Some of the details of the proposed Cheeyke fan neighbourhood development are becoming clearer.
The developer, Sqomish Sea to Sky Developments – a partnership between the Squamish Nation, Bethel, and Mathews Southwest – gave an update on the Cheekeye River Development project at an open house at Totem Hall on May 25 to about a dozen Squamish residents who attended.
The development slated for 170 acres adjacent to Ross and Government roads in Brackendale would include some commercial space and 540 small to mid-sized single-family lots.
The rest of the housing plans are still being firmed up but would include a mix of housing, including townhomes and multi-family units. Potentially another 500 units could be created, according to District of Squamish staff, though the Sqomish planners say that 500 is not set in stone.
“Ultimately, the development will reflect what the local market demands,” said Carlos Zavarce, a planner with Sqomish.
The developer is also in talks with the district about 50 rentals that may be offered as part of an amenity package, according to district staff.
The housing will be based on “compact design,” according to Zavarce. “It means we can offer these units more affordably,” he said. “The days of everyone having a quarter acre I think are outside of the realm of possibility for somebody like me and a lot of people of my generation.”
Developer Michael Hutchison said the homes would likely be the least expensive in Squamish.
“It is a very unique site.
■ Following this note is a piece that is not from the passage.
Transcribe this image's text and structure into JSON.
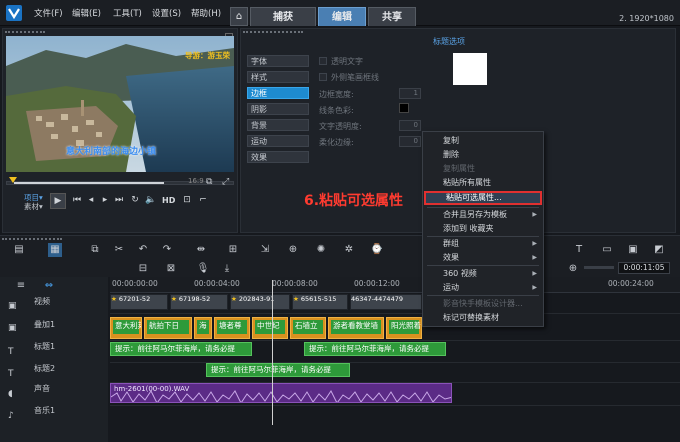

Unlike many areas in Squamish, we don’t have to blast into the side of a hill, the roads are not made out of granite, it is flat, and with flat homes you have a much lower construction cost,” he said. “We do expect these to be very affordable.”
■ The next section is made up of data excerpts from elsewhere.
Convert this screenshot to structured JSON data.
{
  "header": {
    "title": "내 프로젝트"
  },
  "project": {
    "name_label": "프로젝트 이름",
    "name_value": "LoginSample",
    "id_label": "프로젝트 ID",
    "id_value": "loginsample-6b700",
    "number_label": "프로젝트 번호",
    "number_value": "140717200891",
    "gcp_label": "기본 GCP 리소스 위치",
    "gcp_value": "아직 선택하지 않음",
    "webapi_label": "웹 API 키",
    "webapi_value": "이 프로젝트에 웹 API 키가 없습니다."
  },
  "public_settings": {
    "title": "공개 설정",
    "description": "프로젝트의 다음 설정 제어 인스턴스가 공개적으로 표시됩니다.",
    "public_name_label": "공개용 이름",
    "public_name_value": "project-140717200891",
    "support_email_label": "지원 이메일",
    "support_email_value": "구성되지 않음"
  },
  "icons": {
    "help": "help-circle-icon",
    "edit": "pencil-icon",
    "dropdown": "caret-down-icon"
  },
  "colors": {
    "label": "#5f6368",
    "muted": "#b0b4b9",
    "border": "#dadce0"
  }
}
Originally the proposal was for 750 single-family lots, but with changing market conditions and input from the district, the density of the project has increased, according to Hutchison.
Green roofs will be possible in the community along with other green building principles, Zavarce said, including “water and energy conservation targets, such as smart metering, rainwater collection, allowing people to have solar panels on their roofs.”
Waste reduction will be a goal both during construction and once residents have moved into the community, Zavarce added.
An area for tiny homes on the property is also being considered, according to Caroline Lamont, land development manager with Sqomish.
The community will be based on “smart growth” principles. “It is a lot about getting out of the car,” said Lamont. “It is to provide various services within walking distance for the existing and proposed community.”
The goal is to create a walkable, bikeable community, she said, with plenty of access to local trails.
More than 50 acres of land will be donated to the district as park.
“A significant portion of this site is park – 40 per cent, 27 per cent of that is the Brackendale Farmers Park – that will be dedicated,” said Zacarce. Ray Peters Trail will also be enhanced, he said.
Transit will be drawn to the area by the increased density by the time the community is built, according to Zacarce.
“The more people living in the community, transit becomes more viable, it becomes more frequent and because it becomes more frequent, more people use transit.” Zavarce said traffic calming measures – including, possibly, speed bumps – would be used on Ross Road to help deal with traffic concerns in the area.
Lamont said the local elementary school, Brackendale Elementary School, is far from capacity and could absorb the potential increase in children and families. She added the school district owns land where it could potentially build another school if necessary.
According to the school district, Brackendale Elementary is at 72 per cent capacity and Don Ross Middle School is at 85 per cent capacity. The school district holds a 17.14-acre parcel in the development zone.
In February, council passed first reading of the zoning amendment bylaw and second reading of the official community plan (OCP) amendment that help pave the way for the Cheekye Fan project. A public hearing will be planned, likely this fall, according to district staff.
The developer is currently in the design phase for an approximately 30-metre high, roughly $45-million debris flow barrier to be built above Alice Lake to help protect the current and proposed community from landslides.
The developer will fund and have the barrier built should the project go ahead. The barrier will be paid for through the strata fees of the proposed community, Hutchison said.